My poor old dog was bitten pretty viciously last night. A large yellow dog clamped her jaws on his neck in a total death grip. Two men weren't able to pull her off. Finally my friend pounded on her muzzle (so hard he actually bruised his hand) and she eventually opened up, trotted off and sat there wagging her tail.
Flash was howling oww oww oww!in a panic, and I distinguished myself by standing there screaming the whole time. We were all hopped up on adrenaline at the moment, but by the time we got home, Flash crashed into doggy shock. I started searching for all the puncture wounds, shaving his ruff and cleaning him up, and he just lay there in a trance. That was more freaky than anything, really.

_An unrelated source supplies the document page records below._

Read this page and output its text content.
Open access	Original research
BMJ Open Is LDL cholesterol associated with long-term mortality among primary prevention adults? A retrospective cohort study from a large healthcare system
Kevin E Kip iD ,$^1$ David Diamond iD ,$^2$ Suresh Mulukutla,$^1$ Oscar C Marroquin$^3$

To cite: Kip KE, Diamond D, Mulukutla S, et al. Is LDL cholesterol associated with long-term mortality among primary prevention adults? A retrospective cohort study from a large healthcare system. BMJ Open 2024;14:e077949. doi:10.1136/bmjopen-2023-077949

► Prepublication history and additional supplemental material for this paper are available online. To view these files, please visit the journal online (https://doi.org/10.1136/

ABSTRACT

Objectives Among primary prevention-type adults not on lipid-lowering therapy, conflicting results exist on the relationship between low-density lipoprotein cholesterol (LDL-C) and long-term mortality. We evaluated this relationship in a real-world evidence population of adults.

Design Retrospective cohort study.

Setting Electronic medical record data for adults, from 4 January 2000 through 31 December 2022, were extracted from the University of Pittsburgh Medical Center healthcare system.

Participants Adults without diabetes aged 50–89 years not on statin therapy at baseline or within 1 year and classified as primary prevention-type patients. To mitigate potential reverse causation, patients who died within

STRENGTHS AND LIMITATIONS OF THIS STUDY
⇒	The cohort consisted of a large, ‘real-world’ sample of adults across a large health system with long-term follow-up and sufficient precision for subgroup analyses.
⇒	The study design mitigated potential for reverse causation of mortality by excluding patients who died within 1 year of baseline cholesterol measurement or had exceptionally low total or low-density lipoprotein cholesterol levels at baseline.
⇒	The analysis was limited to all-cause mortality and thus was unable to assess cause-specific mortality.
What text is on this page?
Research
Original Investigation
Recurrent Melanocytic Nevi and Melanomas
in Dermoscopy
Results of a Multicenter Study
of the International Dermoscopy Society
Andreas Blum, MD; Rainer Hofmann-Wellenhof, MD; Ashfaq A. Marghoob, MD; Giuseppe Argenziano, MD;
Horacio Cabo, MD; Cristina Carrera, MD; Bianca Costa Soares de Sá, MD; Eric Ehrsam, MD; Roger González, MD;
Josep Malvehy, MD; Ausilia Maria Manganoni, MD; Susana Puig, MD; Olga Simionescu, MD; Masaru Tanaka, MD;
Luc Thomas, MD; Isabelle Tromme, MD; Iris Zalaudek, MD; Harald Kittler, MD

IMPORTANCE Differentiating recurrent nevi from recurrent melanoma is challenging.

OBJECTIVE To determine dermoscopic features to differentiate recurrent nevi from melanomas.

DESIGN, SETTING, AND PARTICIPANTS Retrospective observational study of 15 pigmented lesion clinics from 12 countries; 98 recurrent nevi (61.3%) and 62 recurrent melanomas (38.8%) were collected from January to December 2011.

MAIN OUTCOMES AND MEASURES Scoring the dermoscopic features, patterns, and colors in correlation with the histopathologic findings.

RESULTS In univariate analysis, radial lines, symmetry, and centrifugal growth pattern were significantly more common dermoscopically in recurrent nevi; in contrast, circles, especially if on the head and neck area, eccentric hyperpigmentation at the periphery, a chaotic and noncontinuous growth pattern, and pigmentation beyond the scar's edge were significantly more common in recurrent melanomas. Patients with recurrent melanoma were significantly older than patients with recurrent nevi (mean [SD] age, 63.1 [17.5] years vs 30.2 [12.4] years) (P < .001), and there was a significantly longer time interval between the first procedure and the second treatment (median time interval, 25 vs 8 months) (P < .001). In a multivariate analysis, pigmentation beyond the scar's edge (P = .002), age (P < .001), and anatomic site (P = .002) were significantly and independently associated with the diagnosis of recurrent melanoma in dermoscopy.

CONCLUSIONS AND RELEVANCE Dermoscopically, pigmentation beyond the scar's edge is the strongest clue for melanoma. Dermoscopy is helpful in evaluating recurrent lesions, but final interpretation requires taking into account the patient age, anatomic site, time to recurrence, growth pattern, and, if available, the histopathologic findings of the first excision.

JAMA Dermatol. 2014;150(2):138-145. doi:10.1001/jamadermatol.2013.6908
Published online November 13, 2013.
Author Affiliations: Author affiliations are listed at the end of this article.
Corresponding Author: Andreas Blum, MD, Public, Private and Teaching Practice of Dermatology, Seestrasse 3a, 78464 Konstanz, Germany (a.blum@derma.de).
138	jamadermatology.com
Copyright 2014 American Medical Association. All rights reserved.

He was a very sad puppy this morning. Took him to the vet and got him all bandaged and medicated. After the pain pill kicked in, he was trying to get people to throw the frisbee and generally acting pretty silly. Of course, tonight not so much.
(One funny note: when the vet gave us the pain meds, he said: "This is very safe stuff. No potential for abuse." What, are there junkie dogs out there scoring pills by the fire hydrant? Glad to know Flash isn't headed down that slippery slope - a strung-out dog pawning his squeaky toys for drug money.)
I thought my dog was grumpy with other dogs, but this dog was completely psychotic. Her owner said, "she's passive-aggressive." I think she's a true danger to the neighborhood. (And yes, they're picking up the vet bill.)
I'm very grateful to Spence, who immediately took charge: beating apart the locked jaws, talking to the neighbors, finding a vet, driving us there. He's my hero, and Flash's alpha dog.